Talking Back to Texts: An Introduction to Putting the “Social” in “Social Annotation”

Talking Back to Texts: An Introduction to Putting the “Social” in “Social Annotation”

Jenae Cohn (Stanford University, USA)
Copyright: © 2019 |Pages: 16
DOI: 10.4018/978-1-5225-7183-4.ch001

Abstract

Every moment of reading offers readers the opportunity to enter into the text as part of a larger conversation, one that likely started long before the reader encountered the text. Yet there remains the myth that reading is about encountering a text ossified in time rather than bringing an idea into a dialogue. Recognizing that a text is lively, that it invites voices to intervene and disrupt a conversation, is critical to the creative development of new thought. The Social Web offers opportunities in college classrooms to make the ongoing conversation that begins in a reading visible so that students can enter into a conversation in shared textual spaces. This chapter offers a broad understanding of what social annotation is and why it is important by offering the benefits and challenges of social annotation while briefly reviewing the empirical literature on social annotation from a variety of disciplines.
Chapter Preview
Top

Introduction

At its core, reading is a social act. At first, that claim may seem counterintuitive to readers since the embodied act of silent reading can often feel isolated from any social context. Yet the moment that a reader processes the text on a page, that reader is immediately brought into conversation, jolted into contact with the author. The reader occupies the position of listener, working to understand the argument, the story, or the ideas that the author expresses.

A savvy reader quickly recognizes that an author speaks from a position grounded in a particular history, tradition, or culture.
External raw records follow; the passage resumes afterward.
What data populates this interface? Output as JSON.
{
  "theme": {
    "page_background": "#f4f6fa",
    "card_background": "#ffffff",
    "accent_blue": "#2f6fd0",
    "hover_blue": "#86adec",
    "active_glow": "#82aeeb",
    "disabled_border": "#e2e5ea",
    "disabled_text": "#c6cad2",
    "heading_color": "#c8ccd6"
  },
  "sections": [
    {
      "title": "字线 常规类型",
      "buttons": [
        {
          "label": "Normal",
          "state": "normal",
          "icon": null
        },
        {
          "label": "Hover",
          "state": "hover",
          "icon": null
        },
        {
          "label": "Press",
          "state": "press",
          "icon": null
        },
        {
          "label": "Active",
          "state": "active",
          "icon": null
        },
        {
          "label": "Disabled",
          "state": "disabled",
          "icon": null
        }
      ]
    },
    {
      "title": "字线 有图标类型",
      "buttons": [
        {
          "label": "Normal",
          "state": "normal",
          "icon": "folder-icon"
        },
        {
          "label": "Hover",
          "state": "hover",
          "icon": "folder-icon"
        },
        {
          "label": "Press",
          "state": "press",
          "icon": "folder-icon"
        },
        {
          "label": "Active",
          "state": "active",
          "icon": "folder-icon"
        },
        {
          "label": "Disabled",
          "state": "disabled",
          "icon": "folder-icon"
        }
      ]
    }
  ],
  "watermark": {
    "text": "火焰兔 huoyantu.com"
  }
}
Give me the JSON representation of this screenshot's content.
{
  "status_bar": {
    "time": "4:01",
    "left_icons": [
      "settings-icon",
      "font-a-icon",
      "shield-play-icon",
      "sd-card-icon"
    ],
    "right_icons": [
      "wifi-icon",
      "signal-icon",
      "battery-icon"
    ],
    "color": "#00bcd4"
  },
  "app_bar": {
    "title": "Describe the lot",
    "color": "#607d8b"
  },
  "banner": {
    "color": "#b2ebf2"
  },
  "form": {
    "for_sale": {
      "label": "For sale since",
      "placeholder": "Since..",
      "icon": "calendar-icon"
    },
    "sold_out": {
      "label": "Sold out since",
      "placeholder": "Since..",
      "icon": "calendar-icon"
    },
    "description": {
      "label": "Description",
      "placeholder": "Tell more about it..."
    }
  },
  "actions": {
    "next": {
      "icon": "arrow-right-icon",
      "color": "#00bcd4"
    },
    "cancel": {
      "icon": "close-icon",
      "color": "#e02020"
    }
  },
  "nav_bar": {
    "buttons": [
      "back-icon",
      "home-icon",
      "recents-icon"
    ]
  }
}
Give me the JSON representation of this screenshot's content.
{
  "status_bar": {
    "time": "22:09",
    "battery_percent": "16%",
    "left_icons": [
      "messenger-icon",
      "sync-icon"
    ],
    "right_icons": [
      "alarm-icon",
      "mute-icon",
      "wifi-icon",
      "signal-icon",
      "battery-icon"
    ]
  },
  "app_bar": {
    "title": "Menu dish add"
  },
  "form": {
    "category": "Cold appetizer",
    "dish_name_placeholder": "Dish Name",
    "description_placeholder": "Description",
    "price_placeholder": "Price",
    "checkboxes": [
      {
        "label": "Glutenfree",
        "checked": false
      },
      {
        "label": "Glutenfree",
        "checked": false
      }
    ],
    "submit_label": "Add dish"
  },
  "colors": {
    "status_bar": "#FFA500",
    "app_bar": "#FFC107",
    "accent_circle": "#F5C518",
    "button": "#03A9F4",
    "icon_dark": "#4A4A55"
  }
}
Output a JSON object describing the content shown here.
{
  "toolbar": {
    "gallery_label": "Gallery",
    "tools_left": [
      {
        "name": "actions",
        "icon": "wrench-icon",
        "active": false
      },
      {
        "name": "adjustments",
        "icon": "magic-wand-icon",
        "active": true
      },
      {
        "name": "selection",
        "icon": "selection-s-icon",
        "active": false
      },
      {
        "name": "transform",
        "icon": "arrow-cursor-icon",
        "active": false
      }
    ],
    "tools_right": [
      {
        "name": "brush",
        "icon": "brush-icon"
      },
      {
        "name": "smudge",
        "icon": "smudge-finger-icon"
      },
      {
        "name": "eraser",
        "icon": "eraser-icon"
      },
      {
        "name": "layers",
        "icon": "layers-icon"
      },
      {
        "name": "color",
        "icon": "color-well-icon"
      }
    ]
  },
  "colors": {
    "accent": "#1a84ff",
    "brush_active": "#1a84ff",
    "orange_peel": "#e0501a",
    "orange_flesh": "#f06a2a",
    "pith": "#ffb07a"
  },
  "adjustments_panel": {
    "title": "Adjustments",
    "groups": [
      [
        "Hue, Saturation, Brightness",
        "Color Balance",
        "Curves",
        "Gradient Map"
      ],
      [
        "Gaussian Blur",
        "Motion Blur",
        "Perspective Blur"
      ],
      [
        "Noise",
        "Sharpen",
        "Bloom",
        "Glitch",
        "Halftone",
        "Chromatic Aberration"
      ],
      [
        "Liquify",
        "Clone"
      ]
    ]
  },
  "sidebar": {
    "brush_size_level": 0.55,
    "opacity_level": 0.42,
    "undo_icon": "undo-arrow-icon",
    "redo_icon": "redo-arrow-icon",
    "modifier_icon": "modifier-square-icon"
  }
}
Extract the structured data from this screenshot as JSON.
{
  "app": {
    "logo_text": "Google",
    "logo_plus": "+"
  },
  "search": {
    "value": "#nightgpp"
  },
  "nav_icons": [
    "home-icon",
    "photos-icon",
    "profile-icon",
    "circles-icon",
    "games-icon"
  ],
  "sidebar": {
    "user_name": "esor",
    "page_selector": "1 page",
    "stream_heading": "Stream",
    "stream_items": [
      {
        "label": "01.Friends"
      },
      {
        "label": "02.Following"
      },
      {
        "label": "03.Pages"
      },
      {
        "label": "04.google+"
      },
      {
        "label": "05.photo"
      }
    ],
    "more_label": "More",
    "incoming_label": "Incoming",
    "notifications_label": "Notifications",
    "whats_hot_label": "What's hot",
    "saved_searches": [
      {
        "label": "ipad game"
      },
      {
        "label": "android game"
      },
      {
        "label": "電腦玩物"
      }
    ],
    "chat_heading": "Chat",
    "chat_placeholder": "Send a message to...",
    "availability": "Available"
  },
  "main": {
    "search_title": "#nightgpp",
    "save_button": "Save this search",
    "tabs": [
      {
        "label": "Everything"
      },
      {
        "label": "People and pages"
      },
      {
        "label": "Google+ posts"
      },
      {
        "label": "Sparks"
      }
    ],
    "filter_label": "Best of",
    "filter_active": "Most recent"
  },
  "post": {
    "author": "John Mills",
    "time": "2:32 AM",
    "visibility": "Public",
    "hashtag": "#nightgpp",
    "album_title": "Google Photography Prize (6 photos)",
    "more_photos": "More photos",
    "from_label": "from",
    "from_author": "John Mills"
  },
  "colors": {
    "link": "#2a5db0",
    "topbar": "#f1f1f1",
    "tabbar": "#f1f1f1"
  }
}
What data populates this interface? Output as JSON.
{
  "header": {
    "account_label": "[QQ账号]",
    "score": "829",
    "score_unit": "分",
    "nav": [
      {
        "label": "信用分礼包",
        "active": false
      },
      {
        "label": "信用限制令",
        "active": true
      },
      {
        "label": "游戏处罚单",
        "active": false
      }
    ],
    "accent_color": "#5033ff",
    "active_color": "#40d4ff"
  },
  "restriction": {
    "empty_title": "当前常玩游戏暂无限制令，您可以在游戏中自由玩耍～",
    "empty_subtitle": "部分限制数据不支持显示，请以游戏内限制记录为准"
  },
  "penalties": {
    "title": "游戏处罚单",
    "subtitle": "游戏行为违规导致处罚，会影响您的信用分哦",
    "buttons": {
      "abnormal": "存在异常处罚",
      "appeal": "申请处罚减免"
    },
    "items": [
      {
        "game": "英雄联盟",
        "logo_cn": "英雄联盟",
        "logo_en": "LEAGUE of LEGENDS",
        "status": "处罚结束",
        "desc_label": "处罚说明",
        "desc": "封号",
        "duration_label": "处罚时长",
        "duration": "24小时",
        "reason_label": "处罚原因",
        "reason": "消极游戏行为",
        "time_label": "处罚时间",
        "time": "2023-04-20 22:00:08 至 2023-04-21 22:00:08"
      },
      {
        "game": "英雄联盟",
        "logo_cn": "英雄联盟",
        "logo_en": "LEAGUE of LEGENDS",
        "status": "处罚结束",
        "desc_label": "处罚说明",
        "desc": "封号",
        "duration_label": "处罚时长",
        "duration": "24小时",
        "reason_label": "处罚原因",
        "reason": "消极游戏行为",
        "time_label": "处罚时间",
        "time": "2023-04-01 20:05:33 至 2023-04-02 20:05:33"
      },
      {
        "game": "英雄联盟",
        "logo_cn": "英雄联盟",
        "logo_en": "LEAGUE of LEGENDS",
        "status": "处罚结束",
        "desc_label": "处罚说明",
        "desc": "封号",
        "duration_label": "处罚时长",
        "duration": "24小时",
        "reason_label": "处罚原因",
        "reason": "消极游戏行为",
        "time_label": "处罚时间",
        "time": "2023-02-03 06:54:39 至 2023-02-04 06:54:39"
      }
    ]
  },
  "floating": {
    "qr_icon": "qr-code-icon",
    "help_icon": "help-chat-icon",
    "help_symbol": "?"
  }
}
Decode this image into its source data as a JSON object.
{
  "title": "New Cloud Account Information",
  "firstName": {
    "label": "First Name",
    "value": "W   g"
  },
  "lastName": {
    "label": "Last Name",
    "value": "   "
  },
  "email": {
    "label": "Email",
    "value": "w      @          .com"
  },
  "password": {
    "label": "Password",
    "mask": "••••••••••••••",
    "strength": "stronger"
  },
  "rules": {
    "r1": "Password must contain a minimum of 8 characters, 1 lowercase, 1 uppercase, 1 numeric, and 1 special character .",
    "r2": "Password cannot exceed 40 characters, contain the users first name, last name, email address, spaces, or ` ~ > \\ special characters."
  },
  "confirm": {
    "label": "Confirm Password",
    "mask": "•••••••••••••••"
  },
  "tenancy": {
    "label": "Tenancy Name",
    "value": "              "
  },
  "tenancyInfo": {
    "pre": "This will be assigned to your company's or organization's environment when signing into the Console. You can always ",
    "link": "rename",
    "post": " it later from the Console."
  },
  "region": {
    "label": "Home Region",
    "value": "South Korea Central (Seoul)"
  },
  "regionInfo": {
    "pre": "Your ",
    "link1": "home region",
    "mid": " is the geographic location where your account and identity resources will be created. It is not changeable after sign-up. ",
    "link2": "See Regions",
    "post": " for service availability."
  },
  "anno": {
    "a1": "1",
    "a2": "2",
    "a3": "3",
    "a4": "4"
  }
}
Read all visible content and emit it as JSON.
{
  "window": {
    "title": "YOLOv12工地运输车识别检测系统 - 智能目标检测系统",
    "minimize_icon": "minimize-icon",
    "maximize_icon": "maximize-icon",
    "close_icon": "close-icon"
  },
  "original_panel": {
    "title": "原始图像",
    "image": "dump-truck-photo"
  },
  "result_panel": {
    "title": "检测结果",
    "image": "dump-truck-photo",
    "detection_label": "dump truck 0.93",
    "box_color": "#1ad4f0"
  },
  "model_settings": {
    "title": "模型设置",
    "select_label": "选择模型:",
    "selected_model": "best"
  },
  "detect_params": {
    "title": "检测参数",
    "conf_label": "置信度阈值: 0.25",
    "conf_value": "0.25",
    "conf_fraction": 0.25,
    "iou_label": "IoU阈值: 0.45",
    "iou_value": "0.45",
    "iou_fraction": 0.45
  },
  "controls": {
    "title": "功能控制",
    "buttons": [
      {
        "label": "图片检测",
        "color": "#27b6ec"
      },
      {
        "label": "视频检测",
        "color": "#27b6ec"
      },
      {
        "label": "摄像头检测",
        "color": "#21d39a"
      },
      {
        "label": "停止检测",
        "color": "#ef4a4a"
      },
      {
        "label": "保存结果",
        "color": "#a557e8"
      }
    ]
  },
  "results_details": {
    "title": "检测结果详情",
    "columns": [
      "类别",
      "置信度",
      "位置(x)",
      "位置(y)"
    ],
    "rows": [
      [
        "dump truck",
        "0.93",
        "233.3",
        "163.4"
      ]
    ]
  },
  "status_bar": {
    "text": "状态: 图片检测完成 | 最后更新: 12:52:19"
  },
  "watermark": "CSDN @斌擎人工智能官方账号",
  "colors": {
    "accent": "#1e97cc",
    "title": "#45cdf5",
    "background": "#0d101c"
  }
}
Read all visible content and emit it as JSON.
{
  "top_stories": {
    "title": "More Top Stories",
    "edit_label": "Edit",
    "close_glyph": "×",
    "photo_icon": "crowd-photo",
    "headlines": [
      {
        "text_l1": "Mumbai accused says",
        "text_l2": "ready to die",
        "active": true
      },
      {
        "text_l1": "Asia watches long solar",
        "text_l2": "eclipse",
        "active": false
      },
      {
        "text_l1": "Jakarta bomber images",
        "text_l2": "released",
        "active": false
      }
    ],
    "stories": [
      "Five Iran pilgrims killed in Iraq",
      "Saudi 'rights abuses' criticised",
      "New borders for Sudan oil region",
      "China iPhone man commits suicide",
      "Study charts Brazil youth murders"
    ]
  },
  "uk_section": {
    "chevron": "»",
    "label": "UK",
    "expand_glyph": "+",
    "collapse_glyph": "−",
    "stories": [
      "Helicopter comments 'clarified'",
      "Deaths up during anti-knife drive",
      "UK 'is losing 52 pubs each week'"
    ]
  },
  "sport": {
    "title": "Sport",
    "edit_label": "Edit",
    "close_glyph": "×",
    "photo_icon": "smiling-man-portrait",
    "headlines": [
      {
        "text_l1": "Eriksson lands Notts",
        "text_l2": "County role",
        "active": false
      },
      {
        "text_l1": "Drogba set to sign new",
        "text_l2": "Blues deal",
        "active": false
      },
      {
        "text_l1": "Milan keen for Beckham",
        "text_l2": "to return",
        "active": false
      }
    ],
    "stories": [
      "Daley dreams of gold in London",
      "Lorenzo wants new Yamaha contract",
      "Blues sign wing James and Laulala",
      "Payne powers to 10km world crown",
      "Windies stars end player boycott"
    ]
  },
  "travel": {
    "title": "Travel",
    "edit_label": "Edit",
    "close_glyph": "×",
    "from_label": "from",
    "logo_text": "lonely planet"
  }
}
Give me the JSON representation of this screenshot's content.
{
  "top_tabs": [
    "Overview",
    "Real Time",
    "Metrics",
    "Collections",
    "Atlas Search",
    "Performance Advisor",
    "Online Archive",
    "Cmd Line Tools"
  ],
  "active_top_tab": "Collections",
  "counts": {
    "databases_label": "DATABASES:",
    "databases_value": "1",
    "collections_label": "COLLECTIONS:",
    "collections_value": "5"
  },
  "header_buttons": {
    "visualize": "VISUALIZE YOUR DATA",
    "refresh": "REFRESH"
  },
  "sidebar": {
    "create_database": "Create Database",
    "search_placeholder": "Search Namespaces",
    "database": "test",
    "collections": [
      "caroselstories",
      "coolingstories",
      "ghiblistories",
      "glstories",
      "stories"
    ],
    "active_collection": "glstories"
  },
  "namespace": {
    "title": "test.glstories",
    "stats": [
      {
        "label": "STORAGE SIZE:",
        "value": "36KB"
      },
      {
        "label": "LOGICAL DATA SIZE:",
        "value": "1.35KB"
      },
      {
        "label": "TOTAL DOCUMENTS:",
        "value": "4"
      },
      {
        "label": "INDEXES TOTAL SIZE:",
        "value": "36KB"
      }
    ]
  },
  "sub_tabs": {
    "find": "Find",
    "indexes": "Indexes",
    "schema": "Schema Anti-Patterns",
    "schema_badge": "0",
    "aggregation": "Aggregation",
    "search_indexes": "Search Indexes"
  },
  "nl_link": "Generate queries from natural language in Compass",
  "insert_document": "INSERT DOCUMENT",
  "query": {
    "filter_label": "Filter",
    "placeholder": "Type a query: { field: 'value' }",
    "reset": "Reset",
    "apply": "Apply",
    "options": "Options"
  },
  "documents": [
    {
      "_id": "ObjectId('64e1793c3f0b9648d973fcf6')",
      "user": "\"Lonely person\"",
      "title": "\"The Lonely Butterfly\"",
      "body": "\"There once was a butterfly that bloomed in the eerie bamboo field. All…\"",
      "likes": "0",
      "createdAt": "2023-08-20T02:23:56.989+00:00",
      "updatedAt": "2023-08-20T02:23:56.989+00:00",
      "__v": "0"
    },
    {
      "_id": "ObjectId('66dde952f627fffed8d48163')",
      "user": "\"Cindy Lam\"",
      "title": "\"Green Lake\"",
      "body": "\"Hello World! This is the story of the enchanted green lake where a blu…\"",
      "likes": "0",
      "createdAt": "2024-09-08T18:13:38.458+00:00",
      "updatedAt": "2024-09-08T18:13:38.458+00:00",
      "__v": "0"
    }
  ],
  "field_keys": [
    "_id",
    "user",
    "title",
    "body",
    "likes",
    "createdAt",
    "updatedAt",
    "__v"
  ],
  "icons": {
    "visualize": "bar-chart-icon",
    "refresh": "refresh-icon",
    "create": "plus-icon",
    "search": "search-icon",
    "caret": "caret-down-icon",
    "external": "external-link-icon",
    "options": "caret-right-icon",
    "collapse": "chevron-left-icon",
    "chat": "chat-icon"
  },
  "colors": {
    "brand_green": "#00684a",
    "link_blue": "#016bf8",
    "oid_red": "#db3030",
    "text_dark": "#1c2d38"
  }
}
Academic writers make it especially obvious that they are part of a conversation: citations to other writers are a deliberate way to bring other voices into the text and to make room for the variety of perspectives that bear on a particular issue. But even in literary works, authors bring in various voices in other ways, perhaps explicitly through allegory or more implicitly through imagery or description that evokes other moments, people, or places. The point here is that every moment of reading offers readers the opportunity to enter into the text as part of a larger conversation, one that likely started long before the reader encountered the text.

I am deliberately invoking the idea of the Burkean parlor, a metaphor about text as conversation that originates in Kenneth Burke’s The Philosophy of Literary Form (1941), to suggest that one of our most productive ways of explaining why reading is important to our students emerges from the perspective that we must see reading as part of a lively dialogue. Indeed, Lev Vygotsky’s (1978) social constructivist theories of learning have long confirmed that the process of sharing and discussing knowledge and experiences improves student learning, so it is critical to see reading as part of this sharing and discussion process. Indeed, reading can all too quickly become a one-way communique between author and reader, where the reader only “listens” to the author “speak” rather than contribute to the conversation. The reader can act more like a “wallflower” in the Burkean parlor than a conversant. Sometimes, being a reading wallflower is appropriate; after all, it may be the case that when we’re learning something completely new that we have no prior knowledge of or experience with, the best thing that we can do to understand a conversation, at first, is merely to listen.

At other times, however, it is appropriate to jump into that conversation, as our own contributions can allow us to process and engage with the ideas we’re discovering. Conversants might offer affirmation, expand upon particular claims, or echo key ideas. Similarly, conversants may disagree or offer a new perspective. This conversation is the stuff of active learning (Bonwell & Eison 1991), a process of dissecting and using knowledge learned from a reading to form new ideas, build new connections, and develop a clearer understanding of a key concept. Indeed, this active construction of new ideas is a process that, according to Bloom’s Taxonomy of Learning, can activate the deepest forms of learning and engagement with content (Bloom et. al 1956).

The myth about reading that educators are constantly challenged to push against is the concept that a text is ossified in time. While texts are certainly valuable artifacts of particular subject positions, they do not exist only to be stared at and admired like a fossil encased behind museum glass. On the contrary, recognizing that a text is lively, that it invites voices to intervene and disrupt, is critical to the development of creative thought. The ideas that keep the conversation moving, in other words, that help the Burkean parlor party never end, is precisely what we want to encourage in our college classrooms. Fortunately, with the social Web, we have more opportunities than ever to make this ongoing conversation visible and to invite our peers, our students, and our communities to enter into a conversation in shared textual spaces.